May 1950. Sasebo, Southern Japan. From left: Cpl. James R. Williams, age 23, Santo, TX;
SFC. Daniel J. Cavanaugh, age 29, Groton CT; Cpl. Russell D. Talley, age 32, Mexia, TX;
and Cpl. Lacy C. Barnett, age 23, Empire, AL.
Although they did not know it at the time, these four young American soldiers were just weeks away from life-altering events. An early death awaited two of them. But in June 2018, one of them is alive and well, busily compiling a written commentary on the U.S. Army’s involvement in the opening weeks of the Korean War. More about him will follow below.
Several hundred thousand soldiers of the U.S. Eighth Army were tasked with the post-World War II occupation of the Japanese home islands. Budget austerity ensured that Army resources were optimized either for occupation duties or for war. It could not excel at both.
This was an idyllic garrison for young Americans in early 1950. The impoverished Japanese population welcomed these soldiers – or more specifically – welcomed their disposable income. As members of the U.S. Army’s 34th Infantry Regiment, 24th Infantry Division, these four men were assigned to the regiment’s medical company. Based in the southern Japanese port of Sasebo, they were ten miles from the regiment’s home base at Camp Mower.
They served as medics, albeit with varying specialties such as “surgical technician” or “corpsman.” The medics’ duties included clinical support to doctors tending a litany of mundane peacetime ailments and injuries. Perhaps the most frequently encountered maladies were sexually transmitted diseases. These were sufficiently endemic to hamper the Army’s overall mission.
The sudden onset of the Korean War on June 25, 1950 would change everything for these men. By July 5, these medics were among the 1,981 members of the 34th Infantry Regiment sent to the front lines of a “police action” to defend South Korea. As a whole, the U.S. Eighth Army was understaffed and deficient in combat training, weaponry, and supplies. Many infantrymen entered combat with rifles that were tagged “combat unserviceable.”
The Americans were shocked to discover that they were outmatched by the more numerous and aggressive North Korean People’s Army. The American combat strategy during the opening weeks of that war was to stall the invaders as best they could, trading land and lives for the time required to deliver additional troops and resources from the mainland U.S.
The role of a medical company was radically transformed by combat. The corpsmen provided immediate treatment to wounded soldiers on the battlefield – and often under enemy fire. Others worked in aid stations just behind the lines, performing the initial triage of men awaiting medical remedy. Stated differently, the medical staff attended to the ghastly wounds of war, attempting to save lives, reduce potential disabilities, or shorten the wounded man’s rehabilitation times. Per physicians’ direction, medical corpsmen carried out excruciating decisions about if, when, and how and they would treat each wounded soldier. A shortage of time, space, and supplies too often prevented or compromised the quality of care that wounded men deserved.

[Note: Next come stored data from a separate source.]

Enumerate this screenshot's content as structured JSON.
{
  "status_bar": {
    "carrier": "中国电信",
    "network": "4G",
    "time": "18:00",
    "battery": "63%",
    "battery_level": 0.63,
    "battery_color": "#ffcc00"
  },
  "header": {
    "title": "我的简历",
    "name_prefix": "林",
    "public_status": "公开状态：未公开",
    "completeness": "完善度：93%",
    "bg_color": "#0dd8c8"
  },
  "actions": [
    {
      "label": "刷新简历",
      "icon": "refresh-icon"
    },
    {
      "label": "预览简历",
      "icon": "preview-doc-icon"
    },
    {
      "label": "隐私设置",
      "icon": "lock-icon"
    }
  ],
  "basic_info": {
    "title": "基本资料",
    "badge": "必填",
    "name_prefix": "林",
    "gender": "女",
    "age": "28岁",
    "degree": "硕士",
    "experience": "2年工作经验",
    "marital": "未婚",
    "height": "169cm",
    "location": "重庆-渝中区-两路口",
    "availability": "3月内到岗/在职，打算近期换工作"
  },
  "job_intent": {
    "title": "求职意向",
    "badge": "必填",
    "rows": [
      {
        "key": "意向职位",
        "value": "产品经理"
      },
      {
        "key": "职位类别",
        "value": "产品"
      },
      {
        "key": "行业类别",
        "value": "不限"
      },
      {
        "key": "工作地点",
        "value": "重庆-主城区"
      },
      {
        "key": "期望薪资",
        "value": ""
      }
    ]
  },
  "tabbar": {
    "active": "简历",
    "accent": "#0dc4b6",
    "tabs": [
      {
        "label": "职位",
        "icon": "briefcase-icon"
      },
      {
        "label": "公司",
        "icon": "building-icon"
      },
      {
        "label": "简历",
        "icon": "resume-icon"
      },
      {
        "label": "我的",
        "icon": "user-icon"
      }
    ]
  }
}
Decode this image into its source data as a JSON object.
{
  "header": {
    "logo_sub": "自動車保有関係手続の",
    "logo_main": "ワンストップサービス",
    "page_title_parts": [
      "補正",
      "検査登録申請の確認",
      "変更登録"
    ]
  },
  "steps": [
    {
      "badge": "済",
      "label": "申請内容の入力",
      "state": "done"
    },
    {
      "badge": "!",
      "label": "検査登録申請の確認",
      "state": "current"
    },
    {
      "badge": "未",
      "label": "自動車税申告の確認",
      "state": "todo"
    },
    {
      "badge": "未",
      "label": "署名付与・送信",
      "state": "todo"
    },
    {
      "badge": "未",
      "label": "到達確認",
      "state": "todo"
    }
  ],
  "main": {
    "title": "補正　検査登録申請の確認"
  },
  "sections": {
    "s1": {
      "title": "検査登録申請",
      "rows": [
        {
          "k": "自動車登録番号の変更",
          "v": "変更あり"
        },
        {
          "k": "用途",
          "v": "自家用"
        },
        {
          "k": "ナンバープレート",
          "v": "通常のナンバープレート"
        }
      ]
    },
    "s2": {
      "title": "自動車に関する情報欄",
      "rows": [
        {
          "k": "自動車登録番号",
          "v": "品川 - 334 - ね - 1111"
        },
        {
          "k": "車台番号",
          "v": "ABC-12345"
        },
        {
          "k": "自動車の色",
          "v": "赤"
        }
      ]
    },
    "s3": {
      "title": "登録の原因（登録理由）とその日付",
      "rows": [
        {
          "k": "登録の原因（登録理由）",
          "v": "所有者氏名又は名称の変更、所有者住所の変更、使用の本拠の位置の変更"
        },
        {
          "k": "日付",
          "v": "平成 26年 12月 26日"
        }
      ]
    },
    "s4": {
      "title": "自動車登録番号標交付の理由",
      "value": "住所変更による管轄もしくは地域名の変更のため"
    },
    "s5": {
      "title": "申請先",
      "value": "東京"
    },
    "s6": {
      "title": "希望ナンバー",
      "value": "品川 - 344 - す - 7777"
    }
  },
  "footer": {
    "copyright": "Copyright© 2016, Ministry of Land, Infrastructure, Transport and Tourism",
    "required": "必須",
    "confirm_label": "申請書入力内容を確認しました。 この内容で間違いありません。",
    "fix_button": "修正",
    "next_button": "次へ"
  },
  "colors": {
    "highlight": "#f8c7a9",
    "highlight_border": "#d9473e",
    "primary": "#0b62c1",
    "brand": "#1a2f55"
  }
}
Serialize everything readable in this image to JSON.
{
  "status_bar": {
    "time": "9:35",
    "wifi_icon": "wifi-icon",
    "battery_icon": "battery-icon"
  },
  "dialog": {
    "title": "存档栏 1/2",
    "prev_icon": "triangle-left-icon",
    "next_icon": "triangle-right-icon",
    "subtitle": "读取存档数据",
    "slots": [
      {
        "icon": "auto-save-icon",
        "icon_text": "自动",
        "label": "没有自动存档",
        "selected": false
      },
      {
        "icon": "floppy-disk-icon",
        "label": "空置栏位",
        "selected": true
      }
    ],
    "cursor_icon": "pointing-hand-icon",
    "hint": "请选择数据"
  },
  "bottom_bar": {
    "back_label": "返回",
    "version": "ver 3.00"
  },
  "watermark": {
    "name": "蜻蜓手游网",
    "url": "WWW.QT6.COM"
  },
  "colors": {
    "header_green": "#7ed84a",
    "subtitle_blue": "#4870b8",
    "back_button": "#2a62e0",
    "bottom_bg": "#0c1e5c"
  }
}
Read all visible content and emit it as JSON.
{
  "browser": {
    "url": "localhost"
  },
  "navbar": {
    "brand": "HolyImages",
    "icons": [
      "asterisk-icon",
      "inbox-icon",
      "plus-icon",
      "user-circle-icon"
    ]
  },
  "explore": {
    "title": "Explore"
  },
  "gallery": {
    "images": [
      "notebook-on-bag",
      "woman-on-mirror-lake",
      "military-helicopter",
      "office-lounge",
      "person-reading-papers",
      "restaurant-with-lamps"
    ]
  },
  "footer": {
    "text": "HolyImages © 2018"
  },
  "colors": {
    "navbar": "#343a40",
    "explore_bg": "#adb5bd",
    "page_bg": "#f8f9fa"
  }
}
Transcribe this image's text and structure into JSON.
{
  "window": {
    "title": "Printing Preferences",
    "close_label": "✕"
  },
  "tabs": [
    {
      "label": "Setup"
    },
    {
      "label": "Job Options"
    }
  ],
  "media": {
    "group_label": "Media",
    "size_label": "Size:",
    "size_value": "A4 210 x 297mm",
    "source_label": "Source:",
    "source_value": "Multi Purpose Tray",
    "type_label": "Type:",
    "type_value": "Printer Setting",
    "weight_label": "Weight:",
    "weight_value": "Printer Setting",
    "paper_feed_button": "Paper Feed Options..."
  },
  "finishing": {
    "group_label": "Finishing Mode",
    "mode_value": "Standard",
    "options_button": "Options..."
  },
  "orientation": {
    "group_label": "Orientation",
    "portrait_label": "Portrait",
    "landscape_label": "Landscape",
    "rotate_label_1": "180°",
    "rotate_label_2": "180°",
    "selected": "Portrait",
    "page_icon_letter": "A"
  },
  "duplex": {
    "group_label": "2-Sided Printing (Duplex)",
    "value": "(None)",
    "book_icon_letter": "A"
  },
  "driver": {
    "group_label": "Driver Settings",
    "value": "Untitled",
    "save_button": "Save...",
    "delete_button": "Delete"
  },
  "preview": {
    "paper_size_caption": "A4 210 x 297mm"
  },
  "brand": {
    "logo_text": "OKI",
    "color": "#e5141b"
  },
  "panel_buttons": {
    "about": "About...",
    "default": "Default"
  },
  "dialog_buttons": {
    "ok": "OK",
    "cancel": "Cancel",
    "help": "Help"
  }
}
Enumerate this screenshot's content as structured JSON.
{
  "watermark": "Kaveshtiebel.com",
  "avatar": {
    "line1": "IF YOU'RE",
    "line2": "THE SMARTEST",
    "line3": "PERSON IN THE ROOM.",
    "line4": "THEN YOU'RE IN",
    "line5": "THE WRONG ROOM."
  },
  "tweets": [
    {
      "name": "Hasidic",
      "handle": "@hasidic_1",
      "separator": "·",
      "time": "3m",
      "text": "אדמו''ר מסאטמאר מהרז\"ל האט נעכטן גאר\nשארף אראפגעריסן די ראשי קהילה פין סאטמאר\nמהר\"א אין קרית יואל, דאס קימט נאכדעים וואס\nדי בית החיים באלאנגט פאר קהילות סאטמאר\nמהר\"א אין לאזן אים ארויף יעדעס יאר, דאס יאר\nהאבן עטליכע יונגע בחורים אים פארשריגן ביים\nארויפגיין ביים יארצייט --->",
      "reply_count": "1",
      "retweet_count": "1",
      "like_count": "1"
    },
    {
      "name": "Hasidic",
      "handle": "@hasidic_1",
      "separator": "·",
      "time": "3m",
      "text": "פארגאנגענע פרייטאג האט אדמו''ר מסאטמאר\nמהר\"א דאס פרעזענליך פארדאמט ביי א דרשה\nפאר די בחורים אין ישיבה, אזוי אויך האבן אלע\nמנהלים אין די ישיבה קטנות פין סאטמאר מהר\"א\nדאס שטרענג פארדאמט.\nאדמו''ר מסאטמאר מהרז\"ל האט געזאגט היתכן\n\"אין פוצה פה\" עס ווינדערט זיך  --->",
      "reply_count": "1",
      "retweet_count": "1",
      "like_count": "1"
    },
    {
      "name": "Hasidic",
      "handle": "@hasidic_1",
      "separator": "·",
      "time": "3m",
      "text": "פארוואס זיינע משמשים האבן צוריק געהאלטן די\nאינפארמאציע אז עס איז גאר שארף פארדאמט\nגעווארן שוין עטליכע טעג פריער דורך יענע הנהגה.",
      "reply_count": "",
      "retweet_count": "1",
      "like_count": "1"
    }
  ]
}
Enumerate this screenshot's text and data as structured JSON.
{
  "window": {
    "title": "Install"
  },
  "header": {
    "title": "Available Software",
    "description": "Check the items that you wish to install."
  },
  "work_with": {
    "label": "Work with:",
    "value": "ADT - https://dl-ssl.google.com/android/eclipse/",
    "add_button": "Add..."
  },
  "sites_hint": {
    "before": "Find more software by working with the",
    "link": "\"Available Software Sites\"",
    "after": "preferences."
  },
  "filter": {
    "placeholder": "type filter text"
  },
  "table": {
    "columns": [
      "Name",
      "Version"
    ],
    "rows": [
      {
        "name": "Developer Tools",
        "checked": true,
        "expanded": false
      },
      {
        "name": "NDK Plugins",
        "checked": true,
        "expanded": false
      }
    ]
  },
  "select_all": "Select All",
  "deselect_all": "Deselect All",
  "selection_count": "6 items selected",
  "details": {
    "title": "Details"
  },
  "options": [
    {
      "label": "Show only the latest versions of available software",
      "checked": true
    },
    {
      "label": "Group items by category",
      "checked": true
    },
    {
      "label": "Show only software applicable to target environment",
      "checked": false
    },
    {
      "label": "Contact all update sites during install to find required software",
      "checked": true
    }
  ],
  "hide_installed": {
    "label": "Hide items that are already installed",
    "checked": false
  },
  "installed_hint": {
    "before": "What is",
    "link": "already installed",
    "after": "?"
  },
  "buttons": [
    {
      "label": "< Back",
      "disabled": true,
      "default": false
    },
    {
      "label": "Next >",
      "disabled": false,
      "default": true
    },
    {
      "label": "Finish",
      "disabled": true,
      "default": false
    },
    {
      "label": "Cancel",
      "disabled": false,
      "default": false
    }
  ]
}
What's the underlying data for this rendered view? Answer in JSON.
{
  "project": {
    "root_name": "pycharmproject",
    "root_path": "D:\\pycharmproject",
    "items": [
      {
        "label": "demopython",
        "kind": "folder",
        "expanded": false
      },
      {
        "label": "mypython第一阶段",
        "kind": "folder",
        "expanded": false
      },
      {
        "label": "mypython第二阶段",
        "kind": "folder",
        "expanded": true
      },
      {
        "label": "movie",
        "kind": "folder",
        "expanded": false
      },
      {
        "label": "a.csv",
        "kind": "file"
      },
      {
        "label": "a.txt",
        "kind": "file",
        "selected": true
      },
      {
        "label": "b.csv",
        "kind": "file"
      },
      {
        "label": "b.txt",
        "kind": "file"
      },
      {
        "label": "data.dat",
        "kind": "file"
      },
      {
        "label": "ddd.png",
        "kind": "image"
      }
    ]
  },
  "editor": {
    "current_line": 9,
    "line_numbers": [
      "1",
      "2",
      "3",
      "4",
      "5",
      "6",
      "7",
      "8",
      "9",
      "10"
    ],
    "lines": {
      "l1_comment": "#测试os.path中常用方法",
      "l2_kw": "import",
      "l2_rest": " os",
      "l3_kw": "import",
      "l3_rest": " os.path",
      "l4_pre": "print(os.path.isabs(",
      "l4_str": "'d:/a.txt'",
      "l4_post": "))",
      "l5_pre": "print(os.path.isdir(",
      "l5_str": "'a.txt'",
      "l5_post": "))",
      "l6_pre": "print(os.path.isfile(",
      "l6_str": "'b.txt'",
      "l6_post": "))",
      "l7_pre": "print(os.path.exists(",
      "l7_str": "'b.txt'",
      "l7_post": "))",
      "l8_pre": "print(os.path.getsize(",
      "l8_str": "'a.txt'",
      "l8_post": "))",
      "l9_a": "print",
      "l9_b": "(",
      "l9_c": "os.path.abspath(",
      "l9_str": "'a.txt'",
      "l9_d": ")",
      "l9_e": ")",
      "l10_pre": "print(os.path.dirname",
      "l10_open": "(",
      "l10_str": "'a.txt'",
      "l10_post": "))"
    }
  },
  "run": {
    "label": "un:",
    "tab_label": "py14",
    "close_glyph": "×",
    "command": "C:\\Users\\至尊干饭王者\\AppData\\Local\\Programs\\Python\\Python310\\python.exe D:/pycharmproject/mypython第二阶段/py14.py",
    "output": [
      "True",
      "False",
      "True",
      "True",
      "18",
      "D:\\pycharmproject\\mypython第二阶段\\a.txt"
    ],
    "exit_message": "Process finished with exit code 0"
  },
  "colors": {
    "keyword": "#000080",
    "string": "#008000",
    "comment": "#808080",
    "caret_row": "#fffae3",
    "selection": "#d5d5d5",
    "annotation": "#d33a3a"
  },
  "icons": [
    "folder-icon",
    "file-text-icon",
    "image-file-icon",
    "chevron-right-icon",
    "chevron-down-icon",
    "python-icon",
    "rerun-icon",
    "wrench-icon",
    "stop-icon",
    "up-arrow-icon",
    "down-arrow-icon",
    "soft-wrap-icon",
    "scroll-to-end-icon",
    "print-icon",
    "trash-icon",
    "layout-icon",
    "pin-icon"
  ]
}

The July 20 battle for the communications junction city of Taejon tragically exposed the weakness of American forces committed to the earliest days of the Korean War. After penetrating the Americans’ porous defense on the outskirts of Taejon, North Korean troops effectively infiltrated and surrounded the city. The better part of 5,000 Americans – mostly non-combatant, rear echelon troops such as medical company personnel – would have to fight their way out through Taejon’s gridwork of streets. The four medics pictured here had mixed success in escaping Taejon. Cpl. Williams was killed in an ambush. Sgt. Talley died as the result of a truck crash after enemy marksmen killed his driver.
Both Dan Cavanaugh and Lacy Barnett survived the Korean War. They would go on to enjoy what their colleagues could not: careers, families, and time to reflect. Both men watched the American cultural landscape change over the following decades. They saw how America changed its attitude toward soldiers, alternately reviling then embracing veterans of the Vietnam War, followed by the vacant platitudes offered to the Iraq-Afghanistan vets. But what of their old colleagues from Korea? History would make scant record of them unless veterans themselves took the initiative.
From the mid 1980s onward, Dan and Lacy took that initiative. Not satisfied with the official histories promulgated by the U.S. Army, they joined forces with other Korean War vets to assemble a gritty truth from a disparate collection of archival records and personal recollections. Theirs was a race against time as the years began to take their toll. Dan Cavanaugh passed in 1997. Today, at age 91, Lacy Barnett is one of a handful of survivors who can provide first-hand knowledge of the chaotic days of July 1950. His vigorous research of official records has uncovered numerous permanent facts that have yet to be published. The omission of such facts from official histories, he asserts, could not have been accidental. Mr. Barnett promises that a publication, “Criminal Deployment of U.S. Forces to Korea in July 1950,” is forthcoming.